はじめに
2010年9月15日、東京・新宿の翔泳社セミナールームにて、CodeZine編集部主催のセミナー「iPhoneゲームアプリ開発セミナー 人気ゲームアプリから見る3つの成功ポイント」が開催された。本連載では、セミナーの内容を企画編・プロモーション編・開発・製作編の3回に分けレポートする。
連載記事一覧
本稿では連載第3回目として、「iPhoneゲームアプリ開発セミナー 人気ゲームアプリから見る3つの成功ポイント~開発・製作編」の内容をレポートする。
「セッション3:開発・製作編」クオリティの作り込みが高評価を呼ぶ
最後のセッションは「クオリティアップ開発・製作編」と題して、宮川氏がiPhoneゲームを実際に製作するに当たって実践しているクオリティ向上策について説明が行われた。
「僕が考えるクオリティの条件とは、ユーザーの7割が『イケてる』と思うこと。これが必須条件になる」(宮川氏)
この「7割」という数字には、れっきとした根拠がある。App Storeでのユーザーレビューの平均評価は星の数で表されるが、これが「星3つ」だとランキングは下がっていってしまう。逆にこれが「星4つ」だと徐々に上がっていく。この「3つ」と「4つ」の境目が、7割のユーザーによる高評価なのだ。
こうした高評価を獲得するためには、ユーザーにネガティブな印象を与える要素を、徹底的に排除しなければならない。ユーザーのネガティブな反応には、大きく分けて3種類のものがあると宮川氏は言う。

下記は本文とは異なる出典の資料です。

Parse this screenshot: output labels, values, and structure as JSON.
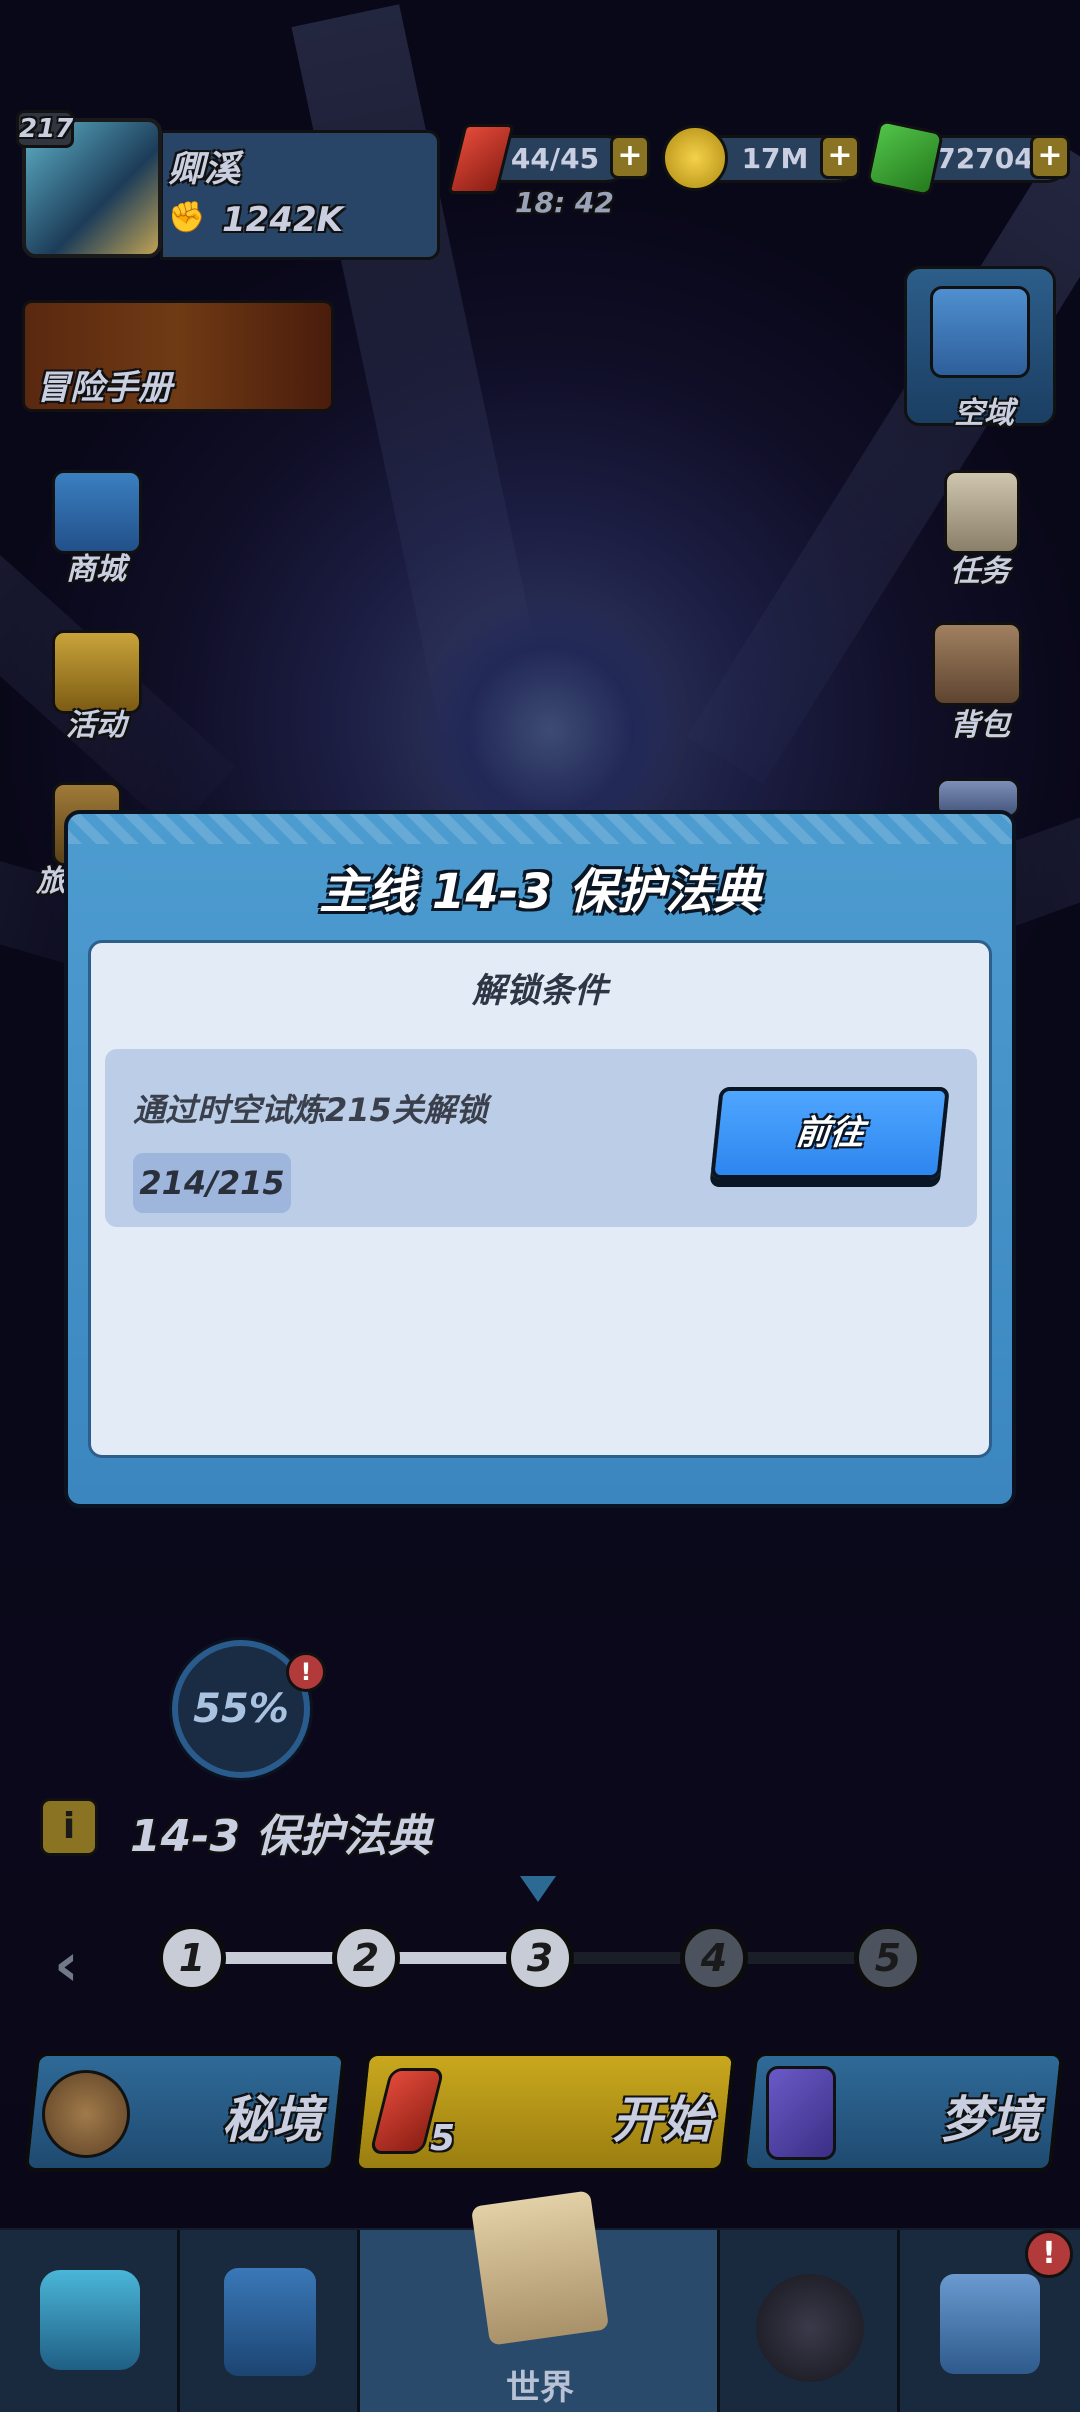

ユーザーのネガティブな反応『分からない』『ダサい』『使いずらい』
「『分からない』『ダサい』『使いずらい』。この3つを言われるのが、一番こたえる。従って、そう言われないための具体的なクオリティアップの施策を講じなければいけない」(宮川氏)
1)「分からない」の改善策
まず「分からない」と言われないためにはどうすればいいか? 「何といっても、自分が作ったものを実際にいろんな人に見てもらうこと。これに尽きる」と宮川氏は説く。他人に自分が作ったアプリを実際に使ってもらい、どういう反応を示すかつぶさに観察する。そのとき、もし途中で操作が詰まってしまったとしたら、そこが「分からない」ポイントになるので、逐次改善を施していく。
こうして第三者による客観的な評価に自分の作品を積極的にさらすことで、操作性を洗練していくのだという。事実、宮川氏はiYamatoをリリースした際、一度はアップルの審査に完成品を提出したものの、猿楽庁の橋本氏から操作インタフェースの分かりずらさを指摘されたため、急きょ審査を中止して修正作業を行ったという。
2)「ダサい」の改善策
次にクリアしなければいけないのが「ダサい」だ。ダサいと言われないためにはどうすればいいのか? 卓越した腕前を持つ「神デザイナー」に頼んで、素晴らしい絵を描いてもらえばいいのだろうか? 残念ながら、答えは「No」だ。
「僕の経験から言うと、神デザイナーがすべてを解決してくれることはない。では、何をすれば『ダサい』と言われなくなるか? それは、徹底的に『アプリの振る舞い』を磨くことだと思う」(宮川氏)
具体的には「ロード時間を短縮する」「操作の手順数を極力減らす」「画面変化の見た目をスマートにする」。この3つのポイントを丁寧に作りこんでいけば、大抵の場合は「ダサい」とは言われないだろうと宮川氏は言う。
3)「使いずらい」の改善策
最後が「使いずらい」。こう言われないためには、逆に言うと「使いやすい」と思われるための工夫を凝らせばいいわけだ。
「使いやすいということは、長く使われるということ。では、長く使われるアプリにするためにはどうすればいいか? これも、実際に他人にアプリを使ってもらい、継続して使い続けてもらえるかどうか、実地検証してみるのが最も確実な方法だ」(宮川氏)
こうしたトライアルテストを行うことで、リリース前にバグを発見して事前につぶしておくこともできる。致命的なバグが残ったまま市場にリリースしてしまうと、使いやすさ云々以前の段階でネガティブな評価を付けられてしまう。
宮川氏がゲームを開発する際には、まずはこれら3つのポイント「分からない」「ダサい」「使いずらい」を徹底的につぶした後に初めて、グラフィックとサウンドを入れていくのだという。